Hatte da Fritz Joussen seine Finger im Spiel? Seit Ende 2022 soll der ehemalige Chef von Vodafone Deutschland nach seinem Ausscheiden beim Reisekonzern Tui als freier Berater für United Internet, die zugehörige Konzerntochter 1&1 und dessen Chef Ralph Dommermuth tätig sein. Und wie aus dem Nichts wird jetzt bekannt, dass United Internet beim Aufbau des neuen 5G-Netzes von 1&1 in Zukunft auf das Netz von Vodafone Deutschland zugreifen wird. Das ist in gleich mehrfacher Hinsicht ein kleine Sensation.
1&1 streitet mit Vodafone – und wählt den Konzern als neuen Roamingpartner
Denn United Internet hatte Vodafone in den vergangenen Monaten wiederholt massive Behinderungen beim Aufbau des eigenen 5G-Netzes vorgeworfen. Und sogar eine Beschwerde beim Bundeskartellamt gegen die Vodafone-Tochter Vantage Towers angestrengt. Das Funkturmunternehmen sei der „mit weitem Abstand wichtigste Ausbaupartner“, habe seine vertraglich vereinbarten Ausbauziele aber „nahezu vollständig verfehlt“, so United Internet.
Und jetzt das: 1&1 völlig überraschend hat einen verbindlichen Vorvertrag für eine langfristige und exklusive National Roaming Partnerschaft mit Vodafone abgeschlossen. Übersetzt heißt das, dass Kunden von 1&1, die in Zukunft das voraussichtlich Ende September startende 5G-Netz von 1&1 nutzen, in Deutschland auch auf das Mobilfunknetz von Vodafone zugreifen dürfen. Und zwar überall dort, wo das 1&1-Netz noch nicht zur Verfügung steht.

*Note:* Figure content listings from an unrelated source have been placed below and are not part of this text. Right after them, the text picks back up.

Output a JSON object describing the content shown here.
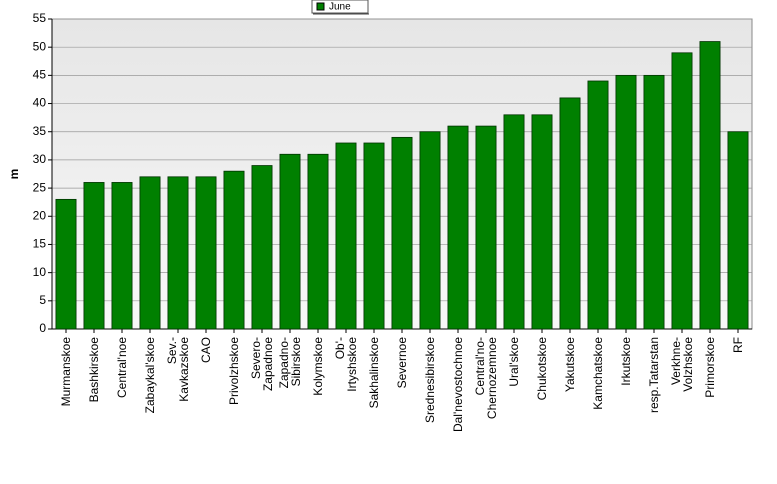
{
  "chart_data": {
    "type": "bar",
    "y_label": "m",
    "legend_title": "June",
    "series": [
      {
        "name": "June",
        "color": "#008000",
        "values": [
          23,
          26,
          26,
          27,
          27,
          27,
          28,
          29,
          31,
          31,
          33,
          33,
          34,
          35,
          36,
          36,
          38,
          38,
          41,
          44,
          45,
          45,
          49,
          51,
          35
        ]
      }
    ],
    "categories": [
      "Murmanskoe",
      "Bashkirskoe",
      "Central'noe",
      "Zabaykal'skoe",
      "Sev.-Kavkazskoe",
      "CAO",
      "Privolzhskoe",
      "Severo-Zapadnoe",
      "Zapadno-Sibirskoe",
      "Kolymskoe",
      "Ob'-Irtyshskoe",
      "Sakhalinskoe",
      "Severnoe",
      "Srednesibirskoe",
      "Dal'nevostochnoe",
      "Central'no-Chernozemnoe",
      "Ural'skoe",
      "Chukotskoe",
      "Yakutskoe",
      "Kamchatskoe",
      "Irkutskoe",
      "resp.Tatarstan",
      "Verkhne-Volzhskoe",
      "Primorskoe",
      "RF"
    ],
    "ylim": [
      0,
      55
    ],
    "yticks": [
      0,
      5,
      10,
      15,
      20,
      25,
      30,
      35,
      40,
      45,
      50,
      55
    ],
    "grid": true,
    "legend": "top"
  }
}
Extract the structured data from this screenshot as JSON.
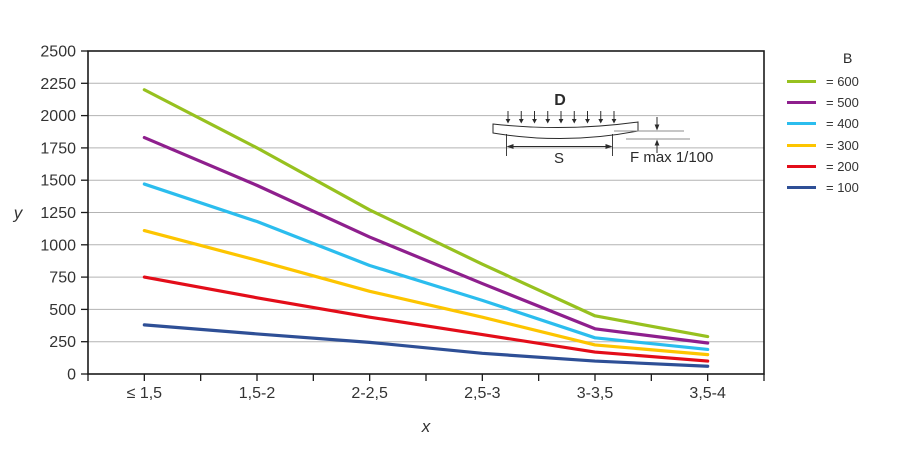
{
  "chart_data": {
    "type": "line",
    "title": "",
    "xlabel": "x",
    "ylabel": "y",
    "categories": [
      "≤ 1,5",
      "1,5-2",
      "2-2,5",
      "2,5-3",
      "3-3,5",
      "3,5-4"
    ],
    "y_ticks": [
      0,
      250,
      500,
      750,
      1000,
      1250,
      1500,
      1750,
      2000,
      2250,
      2500
    ],
    "ylim": [
      0,
      2500
    ],
    "grid": "horizontal",
    "legend_position": "right",
    "legend_title": "B",
    "series": [
      {
        "name": "= 600",
        "b": 600,
        "color": "#97C11F",
        "values": [
          2200,
          1750,
          1270,
          850,
          450,
          290
        ]
      },
      {
        "name": "= 500",
        "b": 500,
        "color": "#8E1F8D",
        "values": [
          1830,
          1460,
          1060,
          700,
          350,
          240
        ]
      },
      {
        "name": "= 400",
        "b": 400,
        "color": "#2BBDEE",
        "values": [
          1470,
          1180,
          840,
          570,
          280,
          190
        ]
      },
      {
        "name": "= 300",
        "b": 300,
        "color": "#FDC500",
        "values": [
          1110,
          880,
          640,
          440,
          225,
          150
        ]
      },
      {
        "name": "= 200",
        "b": 200,
        "color": "#E30D19",
        "values": [
          750,
          590,
          440,
          305,
          170,
          100
        ]
      },
      {
        "name": "= 100",
        "b": 100,
        "color": "#2E4F96",
        "values": [
          380,
          310,
          245,
          160,
          100,
          60
        ]
      }
    ]
  },
  "axes": {
    "x_label": "x",
    "y_label": "y"
  },
  "inset": {
    "load_label": "D",
    "span_label": "S",
    "deflection_label": "F max 1/100",
    "load_arrow_count": 9
  },
  "colors": {
    "grid": "#B3B3B3",
    "axis": "#1A1A1A",
    "tick_text": "#333333",
    "inset_ink": "#2B2B2B",
    "inset_ref": "#8C8C8C"
  }
}
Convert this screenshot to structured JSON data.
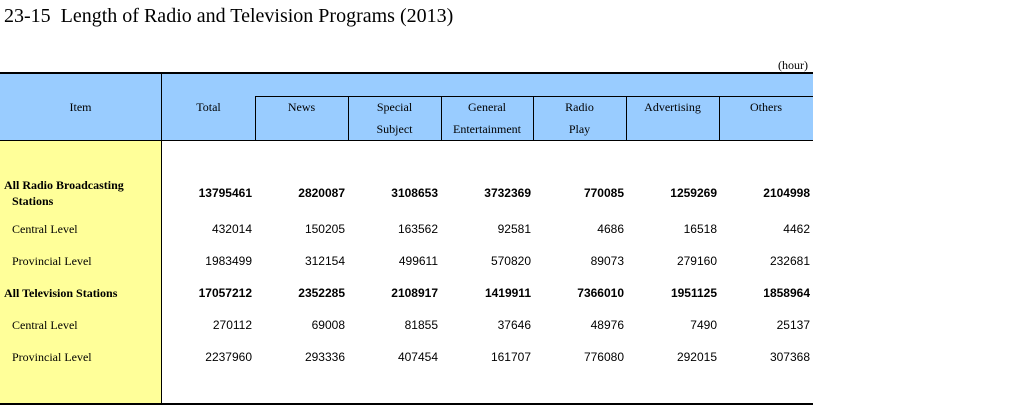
{
  "title": "23-15  Length of Radio and Television Programs (2013)",
  "unit": "(hour)",
  "headers": {
    "item": "Item",
    "total": "Total",
    "news": "News",
    "special_1": "Special",
    "special_2": "Subject",
    "general_1": "General",
    "general_2": "Entertainment",
    "radio_1": "Radio",
    "radio_2": "Play",
    "advertising": "Advertising",
    "others": "Others"
  },
  "rows": [
    {
      "label_1": "All Radio Broadcasting",
      "label_2": "Stations",
      "values": [
        "13795461",
        "2820087",
        "3108653",
        "3732369",
        "770085",
        "1259269",
        "2104998"
      ]
    },
    {
      "label_1": "Central Level",
      "label_2": "",
      "values": [
        "432014",
        "150205",
        "163562",
        "92581",
        "4686",
        "16518",
        "4462"
      ]
    },
    {
      "label_1": "Provincial Level",
      "label_2": "",
      "values": [
        "1983499",
        "312154",
        "499611",
        "570820",
        "89073",
        "279160",
        "232681"
      ]
    },
    {
      "label_1": "All Television Stations",
      "label_2": "",
      "values": [
        "17057212",
        "2352285",
        "2108917",
        "1419911",
        "7366010",
        "1951125",
        "1858964"
      ]
    },
    {
      "label_1": "Central Level",
      "label_2": "",
      "values": [
        "270112",
        "69008",
        "81855",
        "37646",
        "48976",
        "7490",
        "25137"
      ]
    },
    {
      "label_1": "Provincial Level",
      "label_2": "",
      "values": [
        "2237960",
        "293336",
        "407454",
        "161707",
        "776080",
        "292015",
        "307368"
      ]
    }
  ]
}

Hierbei wird nicht unterschieden, ob es sich um GSM (2G), LTE (4G) oder das neue 5G-Netz handelt. Auf das gesamte Netz von Vodafone haben Kunden von 1&1 im Roaming-Verfahren Zugriff. Auf diese Weise kann 1&1 den eigenen Kunden flächendeckende Mobilfunk-Verbindungen garantieren. Selbst künftige Mobilfunkstandards und -technologien sind über den Vorvertrag abgedeckt. Sollte Vodafone demnächst also etwa mit dem Aufbau eines 6G-Netzes starten, hätte 1&1 auch das Recht darauf zuzugreifen.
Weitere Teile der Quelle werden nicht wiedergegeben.